# [SOLVED] No post problem



## dermot (Aug 22, 2007)

Hi ,
I just finished putting together a new pc , my first build .

The specs are : Antec 900 case
Asus P5WD2 premium motherboard
Antec Neo HE 430 watt
3.2 Ghz Pentium D 
Arctic cooler 7 pro
2 x 1Gb Kingston ram 667mhz ddr2 
160 Gb Samsung HD
Asus EN 7300 GS 256ddr2

My problem is when i start it up , it wont post. I'm using a dell crt monitor and plain ps/2 keyboard.

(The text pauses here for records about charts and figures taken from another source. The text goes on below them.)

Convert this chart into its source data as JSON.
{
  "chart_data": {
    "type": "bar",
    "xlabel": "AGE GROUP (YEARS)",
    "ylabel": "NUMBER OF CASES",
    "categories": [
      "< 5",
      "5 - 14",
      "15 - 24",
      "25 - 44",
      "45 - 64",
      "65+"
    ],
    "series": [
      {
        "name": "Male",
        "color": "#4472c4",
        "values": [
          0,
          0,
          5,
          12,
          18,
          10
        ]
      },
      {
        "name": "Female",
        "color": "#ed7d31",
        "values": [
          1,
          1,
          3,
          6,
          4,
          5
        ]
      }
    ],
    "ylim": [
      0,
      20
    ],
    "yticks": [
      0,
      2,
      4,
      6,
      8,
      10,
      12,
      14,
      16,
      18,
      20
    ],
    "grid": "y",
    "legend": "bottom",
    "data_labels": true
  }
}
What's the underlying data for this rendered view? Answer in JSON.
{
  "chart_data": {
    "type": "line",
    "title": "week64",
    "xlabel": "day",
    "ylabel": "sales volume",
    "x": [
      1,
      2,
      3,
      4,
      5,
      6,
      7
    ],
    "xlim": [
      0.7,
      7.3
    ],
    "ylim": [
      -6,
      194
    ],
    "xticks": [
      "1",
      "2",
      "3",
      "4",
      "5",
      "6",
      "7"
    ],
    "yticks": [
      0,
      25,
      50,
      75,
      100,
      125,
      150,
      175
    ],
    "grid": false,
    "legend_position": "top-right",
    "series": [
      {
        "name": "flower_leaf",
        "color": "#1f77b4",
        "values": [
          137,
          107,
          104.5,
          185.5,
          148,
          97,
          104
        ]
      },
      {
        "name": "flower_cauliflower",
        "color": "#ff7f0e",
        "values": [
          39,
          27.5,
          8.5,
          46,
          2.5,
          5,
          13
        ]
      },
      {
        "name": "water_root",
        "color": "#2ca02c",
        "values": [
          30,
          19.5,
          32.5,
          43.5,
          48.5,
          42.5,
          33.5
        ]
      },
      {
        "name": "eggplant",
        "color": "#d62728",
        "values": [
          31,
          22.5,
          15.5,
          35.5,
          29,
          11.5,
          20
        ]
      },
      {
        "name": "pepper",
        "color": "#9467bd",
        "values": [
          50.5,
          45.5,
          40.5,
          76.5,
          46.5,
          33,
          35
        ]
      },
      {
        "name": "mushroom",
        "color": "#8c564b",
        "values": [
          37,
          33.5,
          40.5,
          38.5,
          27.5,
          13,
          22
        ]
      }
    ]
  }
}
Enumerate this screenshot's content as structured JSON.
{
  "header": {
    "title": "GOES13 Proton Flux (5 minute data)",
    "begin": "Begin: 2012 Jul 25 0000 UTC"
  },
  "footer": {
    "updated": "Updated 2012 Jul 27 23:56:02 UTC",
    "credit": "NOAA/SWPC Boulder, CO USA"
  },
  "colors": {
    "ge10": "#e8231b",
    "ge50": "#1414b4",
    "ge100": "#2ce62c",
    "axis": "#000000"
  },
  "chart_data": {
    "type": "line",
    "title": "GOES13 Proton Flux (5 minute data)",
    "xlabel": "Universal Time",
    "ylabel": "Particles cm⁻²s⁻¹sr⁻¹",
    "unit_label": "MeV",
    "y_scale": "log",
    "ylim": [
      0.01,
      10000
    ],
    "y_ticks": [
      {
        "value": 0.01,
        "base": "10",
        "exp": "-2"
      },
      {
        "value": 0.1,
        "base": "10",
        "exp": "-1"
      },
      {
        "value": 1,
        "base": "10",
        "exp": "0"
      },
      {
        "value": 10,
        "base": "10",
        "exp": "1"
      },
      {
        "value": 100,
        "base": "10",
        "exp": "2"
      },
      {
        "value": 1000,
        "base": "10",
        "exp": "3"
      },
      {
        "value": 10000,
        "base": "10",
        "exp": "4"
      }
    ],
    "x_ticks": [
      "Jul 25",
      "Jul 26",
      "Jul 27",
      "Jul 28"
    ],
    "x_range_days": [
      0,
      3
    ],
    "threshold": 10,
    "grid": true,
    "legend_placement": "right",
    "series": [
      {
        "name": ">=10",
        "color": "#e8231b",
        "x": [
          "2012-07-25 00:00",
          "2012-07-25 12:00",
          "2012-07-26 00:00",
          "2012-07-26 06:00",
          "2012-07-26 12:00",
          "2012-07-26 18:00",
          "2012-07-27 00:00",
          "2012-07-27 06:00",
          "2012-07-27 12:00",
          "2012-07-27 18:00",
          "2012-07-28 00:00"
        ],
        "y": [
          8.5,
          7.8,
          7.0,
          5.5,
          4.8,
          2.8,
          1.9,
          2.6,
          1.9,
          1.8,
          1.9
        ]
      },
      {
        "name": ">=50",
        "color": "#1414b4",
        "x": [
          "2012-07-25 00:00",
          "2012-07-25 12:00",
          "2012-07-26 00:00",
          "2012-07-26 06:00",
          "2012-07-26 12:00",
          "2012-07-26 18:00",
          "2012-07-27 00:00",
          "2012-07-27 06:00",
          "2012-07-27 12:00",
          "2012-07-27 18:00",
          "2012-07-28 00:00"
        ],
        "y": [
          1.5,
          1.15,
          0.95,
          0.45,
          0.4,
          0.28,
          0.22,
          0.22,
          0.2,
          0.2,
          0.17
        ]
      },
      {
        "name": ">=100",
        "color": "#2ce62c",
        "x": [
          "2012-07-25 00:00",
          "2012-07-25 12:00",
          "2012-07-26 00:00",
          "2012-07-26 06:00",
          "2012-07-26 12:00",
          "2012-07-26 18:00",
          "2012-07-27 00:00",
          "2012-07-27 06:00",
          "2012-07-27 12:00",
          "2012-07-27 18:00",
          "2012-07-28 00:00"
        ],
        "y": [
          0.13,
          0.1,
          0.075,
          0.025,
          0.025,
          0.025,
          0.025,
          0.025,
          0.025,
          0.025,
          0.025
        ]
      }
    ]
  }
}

The case fans and lights start as well as the cpu fan and dvd drive , but blank monitor (on hibernate ) and no lights or sign of life from the keyboard. :4-dontkno
I've had the cpu tested working this morning on another pc and the mobo appears ok too .
Any ideas or suggestions ?


----------



## dermot (Aug 22, 2007)

*Re: No post problem*

If my harddrive were faulty , would this or could this stop post ?
Its the only thing i can think of .


----------



## Deleted090308 (Jan 25, 2007)

*Re: No post problem*

Hi,
It could be a number of things, but try reading this first: http://www.techsupportforum.com/f255/how-to-bench-test-your-system-171424.html


----------



## dermot (Aug 22, 2007)

*Re: No post problem*

Yes , tried that and discovered i did'nt have the ram seated properly - ok now.

thanks


----------



## Deleted090308 (Jan 25, 2007)

*Re: No post problem*

I'm glad you got it fixed. :smile:


----------